Meet Biden’s Postal Service nominees, who could add pressure on Louis DeJoy

Political divisions among board members — and between the board and Democrats in Congress — have quietly percolated since former president Donald Trump tried to meddle in mail operations by leveraging the Postal Service’s finances, then hamper the agency’s ability to send and collect mail ballots.

Here’s what you need to know about the nominees, who begin the Senate confirmation process Thursday with a hearing before the Homeland Security and Governmental Affairs Committee. From there, their nominations would advance to the full chamber for a vote.

Ron Stroman

The Democrat is the recently retired deputy postmaster general, an office he held from 2011 to May 2020. In that role, he was the Postal Service’s liaison to Congress and the White House, and its point person on voting by mail.

If confirmed, he would be the only Black person on the board that oversees the Postal Service, which has been a historic driver of employment in African American communities.

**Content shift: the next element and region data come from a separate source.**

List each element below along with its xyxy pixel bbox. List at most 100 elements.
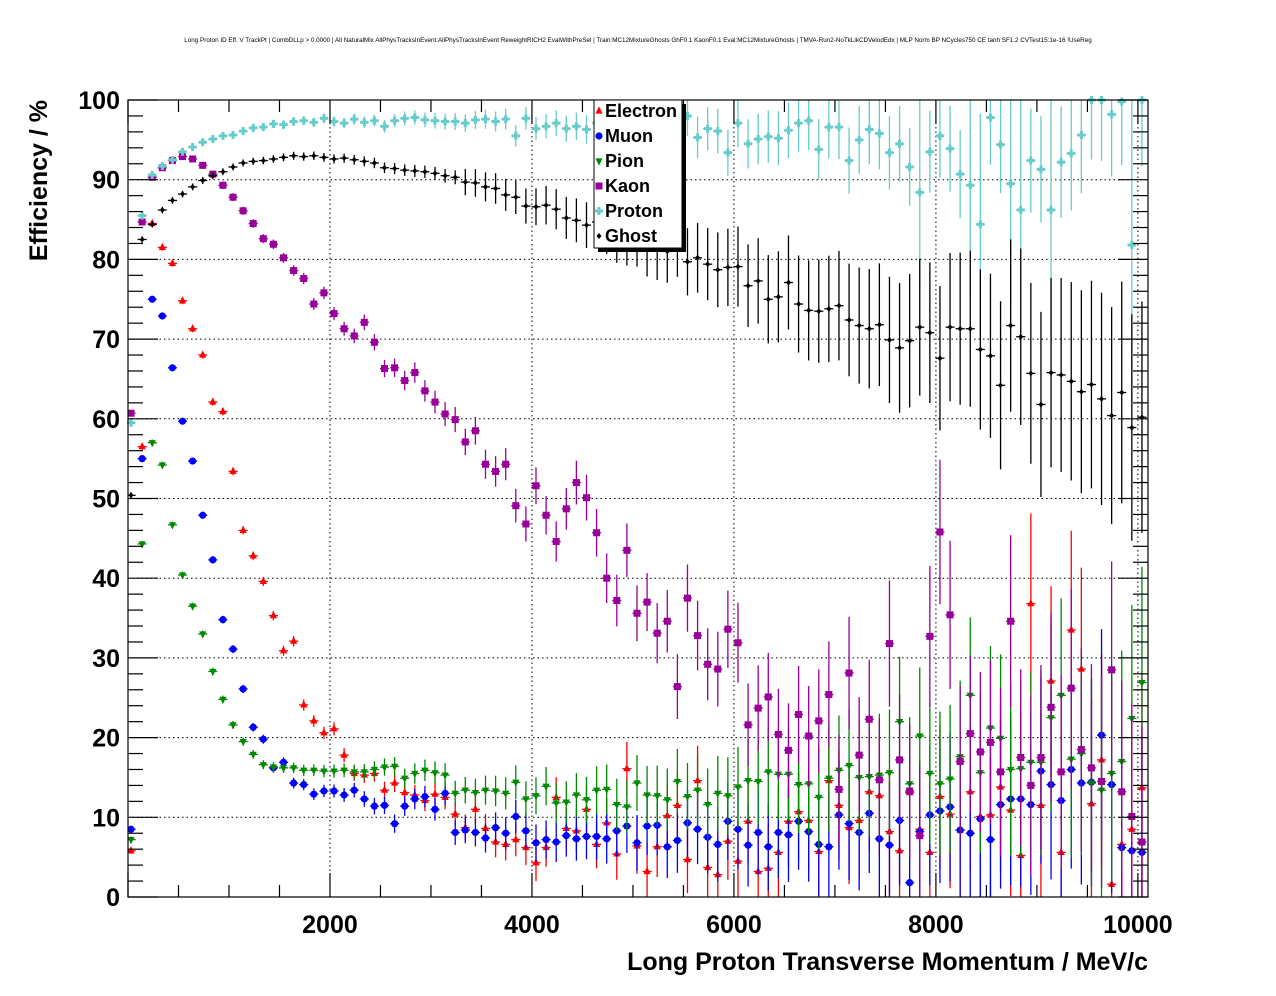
data-point xyxy=(380,764,389,772)
data-point xyxy=(493,185,499,192)
cross-v xyxy=(696,133,700,142)
data-point xyxy=(522,796,530,804)
data-point xyxy=(431,789,439,797)
data-point xyxy=(572,792,580,800)
data-point xyxy=(754,778,762,787)
data-point xyxy=(229,466,237,475)
data-point xyxy=(633,780,641,788)
data-point xyxy=(281,154,287,161)
cross-v xyxy=(988,113,992,122)
legend-label-ghost: Ghost xyxy=(605,226,657,246)
data-point xyxy=(310,790,318,798)
x-tick-label: 10000 xyxy=(1103,911,1173,939)
data-point xyxy=(360,769,368,777)
data-point xyxy=(512,835,520,843)
data-point xyxy=(946,611,954,619)
data-point xyxy=(1127,241,1136,250)
data-point xyxy=(199,631,207,639)
data-point xyxy=(451,809,459,817)
data-point xyxy=(209,668,217,677)
data-point xyxy=(1078,388,1084,395)
data-point xyxy=(290,779,298,787)
data-point xyxy=(471,828,480,837)
data-point xyxy=(471,427,479,435)
data-point xyxy=(745,282,751,289)
data-point xyxy=(784,831,793,839)
data-point xyxy=(1057,158,1066,167)
data-point xyxy=(127,837,135,845)
data-point xyxy=(189,324,197,332)
data-point xyxy=(431,398,439,406)
data-point xyxy=(279,120,288,129)
data-point xyxy=(653,629,661,637)
data-point xyxy=(906,879,914,887)
data-point xyxy=(613,597,621,605)
data-point xyxy=(461,119,470,128)
data-point xyxy=(513,194,519,201)
data-point xyxy=(522,827,530,835)
data-point xyxy=(998,382,1004,389)
data-point xyxy=(199,161,207,169)
data-point xyxy=(825,691,833,699)
data-point xyxy=(1047,703,1055,711)
data-point xyxy=(301,153,307,160)
data-point xyxy=(693,825,702,833)
data-point xyxy=(724,793,732,801)
data-point xyxy=(755,277,761,284)
data-point xyxy=(310,300,318,308)
cross-v xyxy=(504,115,508,124)
cross-v xyxy=(231,131,235,140)
data-point xyxy=(471,115,480,124)
cross-v xyxy=(1049,205,1053,214)
x-tick-label: 8000 xyxy=(908,911,964,939)
data-point xyxy=(269,611,278,619)
data-point xyxy=(502,460,510,468)
data-point xyxy=(127,825,135,833)
data-point xyxy=(158,242,166,251)
cross-v xyxy=(160,162,164,171)
data-point xyxy=(845,669,853,677)
data-point xyxy=(714,665,722,673)
legend: Electron Muon Pion Kaon Proton Ghost xyxy=(593,99,686,252)
data-point xyxy=(865,125,874,134)
data-point xyxy=(431,116,440,125)
data-point xyxy=(915,188,924,197)
data-point xyxy=(523,203,529,210)
legend-marker-electron xyxy=(595,106,603,114)
legend-marker-muon xyxy=(595,132,603,140)
data-point xyxy=(794,119,803,128)
data-point xyxy=(279,646,288,654)
data-point xyxy=(926,770,934,779)
data-point xyxy=(199,511,207,519)
data-point xyxy=(957,325,963,332)
cross-v xyxy=(958,170,962,179)
data-point xyxy=(1107,110,1116,119)
data-point xyxy=(715,266,721,273)
data-point xyxy=(138,218,146,226)
data-point xyxy=(190,183,196,190)
data-point xyxy=(845,156,854,165)
legend-label-proton: Proton xyxy=(605,201,663,221)
data-point xyxy=(421,792,429,801)
data-point xyxy=(673,778,681,787)
data-point xyxy=(885,841,894,849)
data-point xyxy=(168,155,177,164)
data-point xyxy=(239,738,247,747)
cross-v xyxy=(524,114,528,123)
cross-v xyxy=(938,131,942,140)
cross-v xyxy=(968,181,972,190)
data-point xyxy=(1067,149,1076,158)
cross-v xyxy=(564,124,568,133)
data-point xyxy=(845,820,853,828)
cross-v xyxy=(129,418,133,427)
data-point xyxy=(360,318,368,326)
data-point xyxy=(411,770,419,779)
cross-v xyxy=(978,220,982,229)
data-point xyxy=(391,763,399,771)
data-point xyxy=(633,839,641,847)
cross-v xyxy=(271,119,275,128)
data-point xyxy=(219,616,227,624)
data-point xyxy=(210,172,216,179)
data-point xyxy=(492,824,500,832)
data-point xyxy=(229,722,237,730)
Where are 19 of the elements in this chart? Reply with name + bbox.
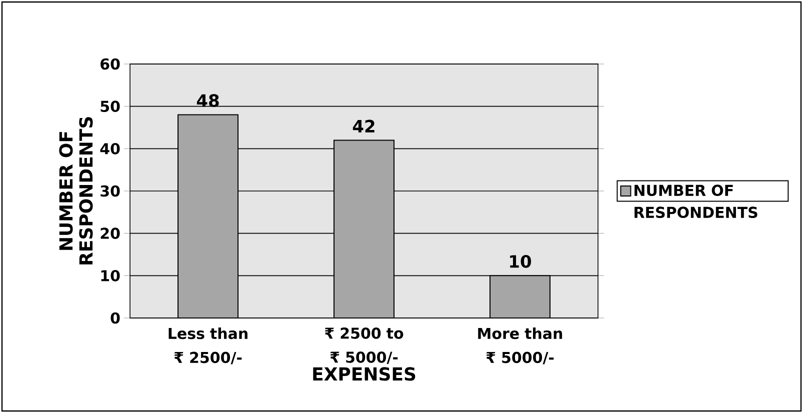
y-tick-label: 20 — [100, 228, 120, 240]
x-axis-title: EXPENSES — [313, 367, 416, 381]
x-tick-label: More than ₹ 5000/- — [478, 328, 562, 364]
y-tick-label: 0 — [110, 312, 120, 324]
bar — [178, 114, 239, 318]
legend-label: NUMBER OF RESPONDENTS — [634, 184, 758, 218]
y-tick-label: 40 — [100, 142, 120, 154]
y-tick-label: 10 — [101, 270, 120, 282]
bar — [490, 275, 551, 318]
y-tick-label: 60 — [100, 58, 120, 70]
y-axis-title: NUMBER OF RESPONDENTS — [59, 117, 93, 264]
data-label: 48 — [196, 94, 219, 107]
x-tick-label: ₹ 2500 to ₹ 5000/- — [324, 328, 404, 364]
y-tick-label: 50 — [100, 100, 120, 112]
y-tick-label: 30 — [100, 185, 120, 197]
x-tick-label: Less than ₹ 2500/- — [168, 328, 248, 364]
data-label: 42 — [352, 120, 374, 132]
bar — [334, 140, 395, 318]
data-label: 10 — [510, 254, 532, 268]
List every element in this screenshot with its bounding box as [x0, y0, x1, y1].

Stroman resigned shortly after the board of governors voted to replace retiring postmaster general Megan Brennan, a Democrat, with DeJoy, a former supply-chain logistics executive and Republican megadonor. The move was widely expected in postal circles; incoming postmasters general frequently hire their own deputy, and one of the same political persuasion.

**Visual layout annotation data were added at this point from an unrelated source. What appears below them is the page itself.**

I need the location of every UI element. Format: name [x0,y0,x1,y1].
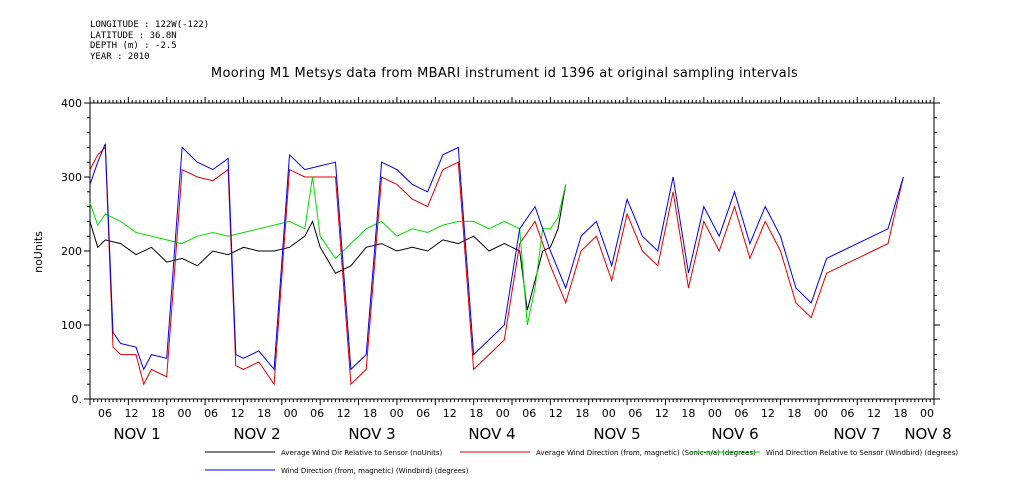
series-line-2 [89,146,904,386]
x-tick-label: 00 [708,407,722,420]
x-tick-label: 06 [98,407,112,420]
series-lines [89,143,904,386]
x-tick-label: 06 [204,407,218,420]
x-tick-label: 18 [575,407,589,420]
x-tick-label: 18 [257,407,271,420]
x-day-label: NOV 2 [233,425,280,443]
metadata-block: LONGITUDE : 122W(-122) LATITUDE : 36.8N … [90,20,209,62]
x-tick-label: 12 [231,407,245,420]
x-day-label: NOV 3 [348,425,395,443]
y-tick-label: 200 [61,245,82,258]
x-tick-label: 18 [151,407,165,420]
x-tick-label: 00 [920,407,934,420]
y-tick-label: 300 [61,171,82,184]
y-tick-label: 400 [61,97,82,110]
legend: Average Wind Dir Relative to Sensor (noU… [205,449,958,475]
x-tick-label: 06 [840,407,854,420]
x-day-label: NOV 4 [468,425,515,443]
y-axis-label: noUnits [32,231,45,273]
x-tick-label: 12 [125,407,139,420]
series-line-4 [89,143,904,371]
series-line-1 [89,184,567,311]
axis-ticks [84,97,940,405]
x-tick-label: 06 [734,407,748,420]
year-label: YEAR : 2010 [90,51,150,62]
x-day-label: NOV 6 [711,425,758,443]
x-tick-label: 12 [867,407,881,420]
x-tick-label: 18 [469,407,483,420]
x-tick-label: 12 [761,407,775,420]
x-tick-label: 06 [522,407,536,420]
x-tick-label: 12 [655,407,669,420]
x-tick-label: 18 [893,407,907,420]
legend-label: Average Wind Direction (from, magnetic) … [536,449,756,457]
x-tick-label: 18 [787,407,801,420]
x-tick-label: 06 [416,407,430,420]
depth-label: DEPTH (m) : -2.5 [90,41,177,51]
x-tick-label: 00 [814,407,828,420]
x-tick-label: 00 [390,407,404,420]
y-tick-label: 100 [61,319,82,332]
x-tick-label: 06 [310,407,324,420]
x-tick-label: 12 [443,407,457,420]
x-tick-label: 12 [337,407,351,420]
x-tick-label: 12 [549,407,563,420]
chart-title: Mooring M1 Metsys data from MBARI instru… [210,66,799,81]
latitude-label: LATITUDE : 36.8N [90,30,177,41]
legend-label: Wind Direction (from, magnetic) (Windbir… [281,467,469,475]
x-day-label: NOV 7 [833,425,880,443]
x-tick-label: 06 [628,407,642,420]
x-tick-label: 00 [602,407,616,420]
x-day-label: NOV 5 [593,425,640,443]
plot-frame [89,102,935,400]
x-tick-label: 00 [178,407,192,420]
x-tick-label: 18 [681,407,695,420]
x-day-label: NOV 1 [113,425,160,443]
x-tick-label: 00 [284,407,298,420]
series-line-3 [89,176,567,326]
legend-label: Wind Direction Relative to Sensor (Windb… [766,449,958,457]
longitude-label: LONGITUDE : 122W(-122) [90,20,210,30]
x-tick-label: 00 [496,407,510,420]
y-tick-label: 0. [72,393,83,406]
plot-border [89,102,935,400]
x-day-label: NOV 8 [904,425,951,443]
x-tick-label: 18 [363,407,377,420]
legend-label: Average Wind Dir Relative to Sensor (noU… [281,449,442,457]
axis-labels: 0. 100 200 300 400 06 12 18 00 06 12 18 00 06 12 18 00 06… [61,97,952,443]
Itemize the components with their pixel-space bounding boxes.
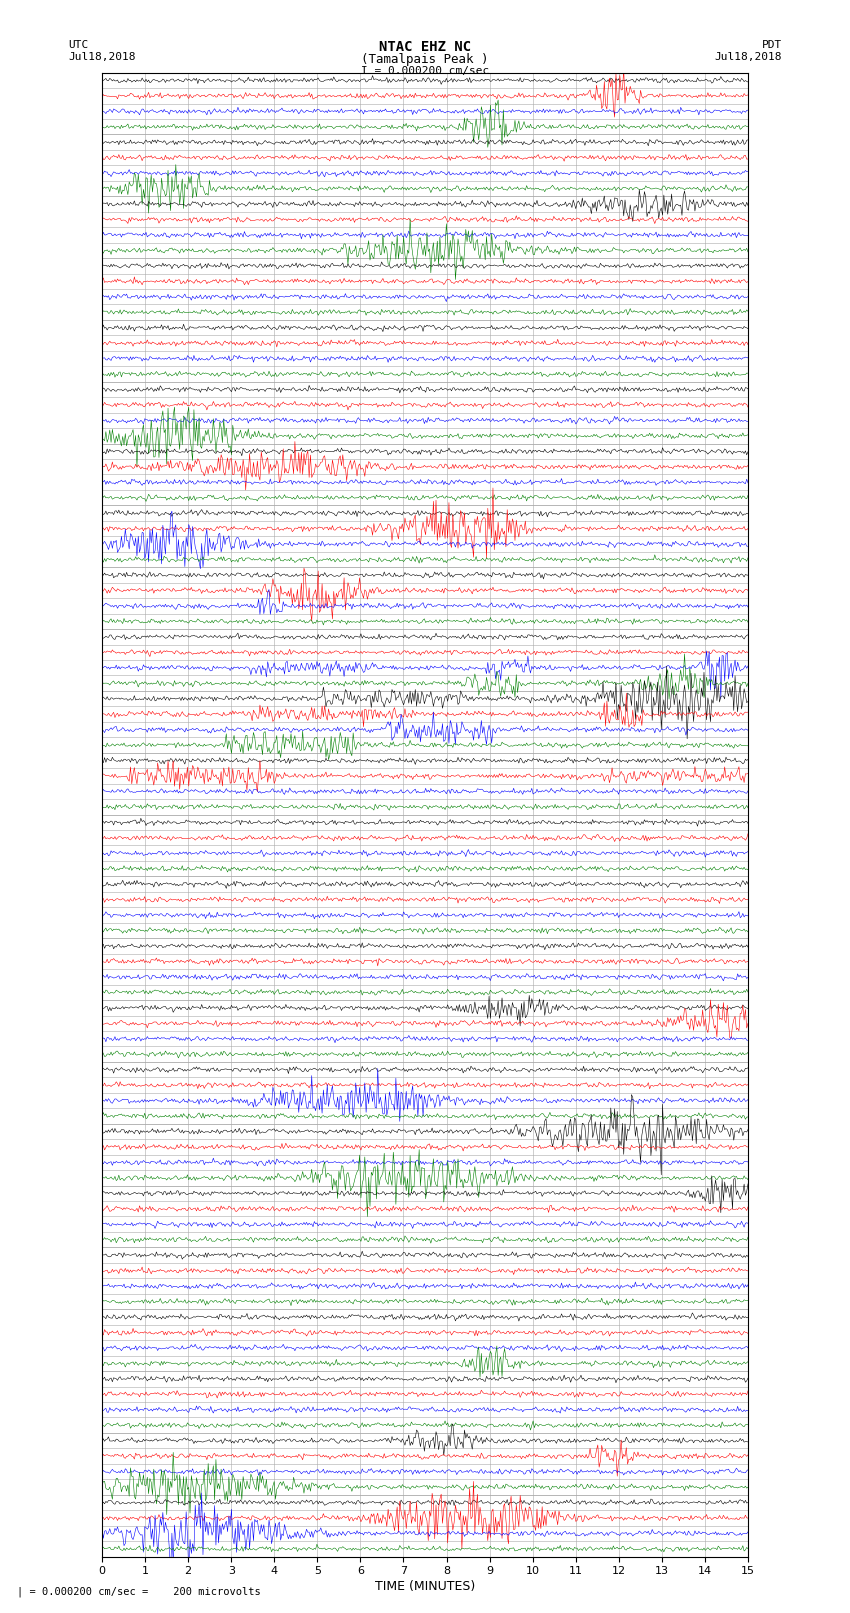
X-axis label: TIME (MINUTES): TIME (MINUTES) [375, 1581, 475, 1594]
Text: Jul18,2018: Jul18,2018 [715, 52, 782, 61]
Text: NTAC EHZ NC: NTAC EHZ NC [379, 40, 471, 55]
Text: I = 0.000200 cm/sec: I = 0.000200 cm/sec [361, 66, 489, 76]
Text: (Tamalpais Peak ): (Tamalpais Peak ) [361, 53, 489, 66]
Text: PDT: PDT [762, 40, 782, 50]
Text: Jul18,2018: Jul18,2018 [68, 52, 135, 61]
Text: | = 0.000200 cm/sec =    200 microvolts: | = 0.000200 cm/sec = 200 microvolts [17, 1586, 261, 1597]
Text: UTC: UTC [68, 40, 88, 50]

The responsibilities of the role also change with each incoming postmaster general. DeJoy has not hired a deputy, and people familiar with his plans for the agency say he and the governing board have no intention of doing so.

Stroman over the summer served as a senior fellow at the Democracy Fund, a left-leaning good-government nonprofit, and after the November election led the Biden transition’s review team on the Postal Service.

He was widely considered to be among Biden’s first nominees for the governing board given his postal experience and years working for Democratic presidents and House committees. He served in leadership roles at the Department of Transportation and the Government Accountability Office, and for a decade was a senior policy adviser to the House Oversight and Reform Committee and its Democratic leader, the late congressman Elijah E. Cummings.

Amber McReynolds

The political independent’s nomination was the biggest surprise to postal industry insiders. She is chief executive of the National Vote at Home Institute, a nonprofit, nonpartisan group that advises election officials on how to expand mail-in voting. The group became a darling of liberals during the 2020 election cycle for helping 37 states, including Georgia, send and collect ballots through the mail, though it maintained a strict apolitical stance.

If confirmed, she would be the only woman on the governing board.

From 2005 to 2018, she served in various roles at the elections division in Denver, rising to be its director in 2011. In that role, she led the city to develop first-of-its-kind ballot-tracking software that notified voters when their mail ballots were delivered and counted. Similar systems are now in use in 45 states, plus D.C.

McReynolds is a board member of the Massachusetts Election Data and Science Lab, and co-author of the 2020 book “When Women Vote,” with Stephanie F. Donner.

Her nomination took mailing industry insiders by surprise because of her work on voting access and election administration, rather than postal issues. But of the six sitting governors, only Bloom has postal experience: as a consultant in 2011 for the National Association of Letter Carriers. None of the other governors had mail industry experience before joining the Postal Service. Neither did DeJoy.

Anton Hajjar

The Democrat is the former general counsel to the American Postal Workers Union, which represents more than 200,000 agency employees and retirees and is the most left-leaning of all of the Postal Service’s labor groups.

He has nearly 40 years of experience representing workers and unions in private legal practice, and began his career as a staff attorney for the National Labor Relations Board.

He is a member of the American Law Institute Council, a research and advocacy group of judges, attorneys and legal experts that publishes work to simplify and analyze federal and state statutes.

His nomination represents the growing clout of the APWU in policy circles both in the White House and in Congress. The two Democrats already seated on the board, Bloom and Moak, are both supported by the National Association of Letter Carriers, the Postal Service’s largest union and a more centrist group. The letter carriers union has fought off calls from congressional Democrats for Biden to fire the governors specifically to protect Bloom and Moak, according to correspondence between the union’s president and House Democrats.